Peraltro nella grande maggioranza dei casi di pazienti con artrosi cervicale l’iter diagnostico ed il quadro clinico finale non si discostano da quelli che usualmente si osservano nei pazienti privi di artrosi: sono infatti effettuate in entrambi i casi visite ortopediche, fisiatriche, neurologiche e ORL, con prescrizione di FKT, e in sede di visita il paziente lamenta cervicalgia e limitazioni funzionali.
Oltre che una motivazione scientifica vi è a nostro avviso anche una motivazione prettamente giuridica che non giustifica il riconoscimento di un danno permanente maggiore.
Le tabelle del DM 2003 prevedono infatti voci di danno nelle quali sono inquadrate alcune delle tipologie di menomazioni più frequenti, in modo da graduare il riconoscimento del punteggio danno biologico in base alla gravità clinica della menomazione.
Menomazioni più gravi prevedono infatti il riconoscimento di una danno permanente più elevato.
Se si osservano le tabelle relative al rachide cervicale risulta la voce “Esiti dolorosi di frattura di un'apofisi o dello spigolo antero-superiore o antero-inferiore di una vertebra senza schiacciamento del corpo; a seconda della alterazione anatomica e/o della limitazione dei movimenti del capo”: si tratta di una situazione caratterizzata da un reale danno anatomico, che ovviamente è più grave dal punto di vista clinico della voce relativa al colpo di frusta “Esiti di trauma minore del collo con persistente rachialgia e limitazione antalgica dei movimenti del capo”. La prima voce indicata prevede un range valutativo dal 2 al 6%, quindi nei gradi inferiori della menomazioni risulta essere equiparata al 2% massimo previsto per la seconda voce.
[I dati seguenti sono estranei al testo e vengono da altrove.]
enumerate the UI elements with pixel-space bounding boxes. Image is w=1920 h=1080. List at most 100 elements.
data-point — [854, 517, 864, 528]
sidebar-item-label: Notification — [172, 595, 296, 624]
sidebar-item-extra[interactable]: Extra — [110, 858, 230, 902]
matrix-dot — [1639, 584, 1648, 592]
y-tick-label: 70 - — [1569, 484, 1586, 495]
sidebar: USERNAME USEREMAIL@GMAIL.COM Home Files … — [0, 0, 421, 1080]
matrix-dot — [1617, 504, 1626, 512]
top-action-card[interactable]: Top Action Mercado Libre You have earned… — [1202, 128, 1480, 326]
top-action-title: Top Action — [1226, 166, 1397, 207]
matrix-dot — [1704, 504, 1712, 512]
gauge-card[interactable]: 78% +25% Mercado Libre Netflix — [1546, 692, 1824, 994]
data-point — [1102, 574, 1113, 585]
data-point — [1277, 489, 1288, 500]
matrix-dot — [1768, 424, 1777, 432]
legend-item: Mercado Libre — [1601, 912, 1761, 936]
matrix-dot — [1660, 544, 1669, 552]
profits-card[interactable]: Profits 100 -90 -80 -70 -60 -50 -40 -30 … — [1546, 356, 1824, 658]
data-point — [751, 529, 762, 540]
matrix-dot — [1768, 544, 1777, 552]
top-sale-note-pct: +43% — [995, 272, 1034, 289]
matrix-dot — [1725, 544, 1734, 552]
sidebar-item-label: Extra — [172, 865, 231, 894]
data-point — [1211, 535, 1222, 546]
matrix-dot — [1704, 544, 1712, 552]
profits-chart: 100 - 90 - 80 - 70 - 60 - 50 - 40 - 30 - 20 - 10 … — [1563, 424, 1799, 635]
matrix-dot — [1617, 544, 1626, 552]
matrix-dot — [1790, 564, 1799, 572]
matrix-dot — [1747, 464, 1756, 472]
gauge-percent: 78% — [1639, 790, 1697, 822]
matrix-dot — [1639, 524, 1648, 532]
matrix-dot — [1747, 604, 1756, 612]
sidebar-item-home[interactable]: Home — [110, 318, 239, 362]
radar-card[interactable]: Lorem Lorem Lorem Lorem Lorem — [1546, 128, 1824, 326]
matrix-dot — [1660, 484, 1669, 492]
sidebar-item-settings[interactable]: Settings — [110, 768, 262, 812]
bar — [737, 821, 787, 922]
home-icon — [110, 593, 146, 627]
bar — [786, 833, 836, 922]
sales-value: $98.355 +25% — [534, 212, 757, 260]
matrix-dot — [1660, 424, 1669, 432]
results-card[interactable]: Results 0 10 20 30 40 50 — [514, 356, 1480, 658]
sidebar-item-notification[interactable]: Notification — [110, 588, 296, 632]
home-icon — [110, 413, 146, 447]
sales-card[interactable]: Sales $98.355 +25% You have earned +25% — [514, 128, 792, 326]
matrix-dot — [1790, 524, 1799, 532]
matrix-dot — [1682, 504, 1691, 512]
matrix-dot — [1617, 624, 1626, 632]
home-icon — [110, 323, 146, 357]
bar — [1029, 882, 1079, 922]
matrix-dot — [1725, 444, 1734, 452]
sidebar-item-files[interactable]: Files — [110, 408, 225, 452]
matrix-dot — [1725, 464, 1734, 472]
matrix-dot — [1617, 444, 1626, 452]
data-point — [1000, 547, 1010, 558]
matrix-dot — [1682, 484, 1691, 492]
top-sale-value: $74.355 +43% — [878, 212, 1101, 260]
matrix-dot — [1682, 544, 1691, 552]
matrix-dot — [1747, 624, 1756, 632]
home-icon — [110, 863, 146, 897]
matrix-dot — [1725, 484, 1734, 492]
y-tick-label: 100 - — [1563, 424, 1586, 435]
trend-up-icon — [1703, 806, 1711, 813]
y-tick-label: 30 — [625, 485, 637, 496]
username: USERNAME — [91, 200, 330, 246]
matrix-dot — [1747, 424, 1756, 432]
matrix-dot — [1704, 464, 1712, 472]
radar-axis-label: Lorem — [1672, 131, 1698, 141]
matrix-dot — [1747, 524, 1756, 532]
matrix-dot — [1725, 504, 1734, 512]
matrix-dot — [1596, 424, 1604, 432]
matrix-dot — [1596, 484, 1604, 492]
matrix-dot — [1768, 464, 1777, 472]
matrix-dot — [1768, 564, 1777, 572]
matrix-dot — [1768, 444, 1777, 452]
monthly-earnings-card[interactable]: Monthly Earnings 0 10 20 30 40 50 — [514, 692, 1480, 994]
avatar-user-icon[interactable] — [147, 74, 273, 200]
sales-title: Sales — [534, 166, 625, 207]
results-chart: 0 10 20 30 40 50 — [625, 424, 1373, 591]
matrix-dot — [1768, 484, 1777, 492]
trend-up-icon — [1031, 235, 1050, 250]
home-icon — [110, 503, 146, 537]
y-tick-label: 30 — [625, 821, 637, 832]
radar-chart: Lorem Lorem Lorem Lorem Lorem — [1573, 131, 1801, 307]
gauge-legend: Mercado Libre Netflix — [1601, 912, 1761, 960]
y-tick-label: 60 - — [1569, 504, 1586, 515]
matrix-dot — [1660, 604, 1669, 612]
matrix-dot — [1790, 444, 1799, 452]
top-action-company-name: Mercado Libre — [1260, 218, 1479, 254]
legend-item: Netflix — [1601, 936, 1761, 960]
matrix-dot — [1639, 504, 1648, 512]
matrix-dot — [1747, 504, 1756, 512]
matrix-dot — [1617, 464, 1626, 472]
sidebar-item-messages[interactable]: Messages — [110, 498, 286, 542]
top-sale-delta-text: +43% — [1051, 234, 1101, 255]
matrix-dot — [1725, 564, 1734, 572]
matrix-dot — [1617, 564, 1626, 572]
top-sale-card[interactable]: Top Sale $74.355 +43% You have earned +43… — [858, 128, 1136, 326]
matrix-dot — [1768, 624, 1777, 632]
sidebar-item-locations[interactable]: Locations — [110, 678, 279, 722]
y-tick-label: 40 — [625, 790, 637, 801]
Se quindi si riconoscesse un punteggio superiore al 2% per un soggetto con una artrosi cervicale/discopatia si giungerebbe ad una situazione paradossale in cui un paziente con una frattura di una apofisi vertebrale guarita con modeste limitazioni verrebbe risarcito in misura inferiore rispetto ad un soggetto che ha subito un trauma da cui residua unicamente una sintomatologia soggettiva.
In buona sostanza quindi non vi sono motivi scientifici per poter ritenere che i postumi da trauma distorsivo cervicale in un soggetto con rachide cervico-artrosico o affetto da patologia discale meritino una deroga al valore massimo del 2% previsto dalle tabelle del DM 2003.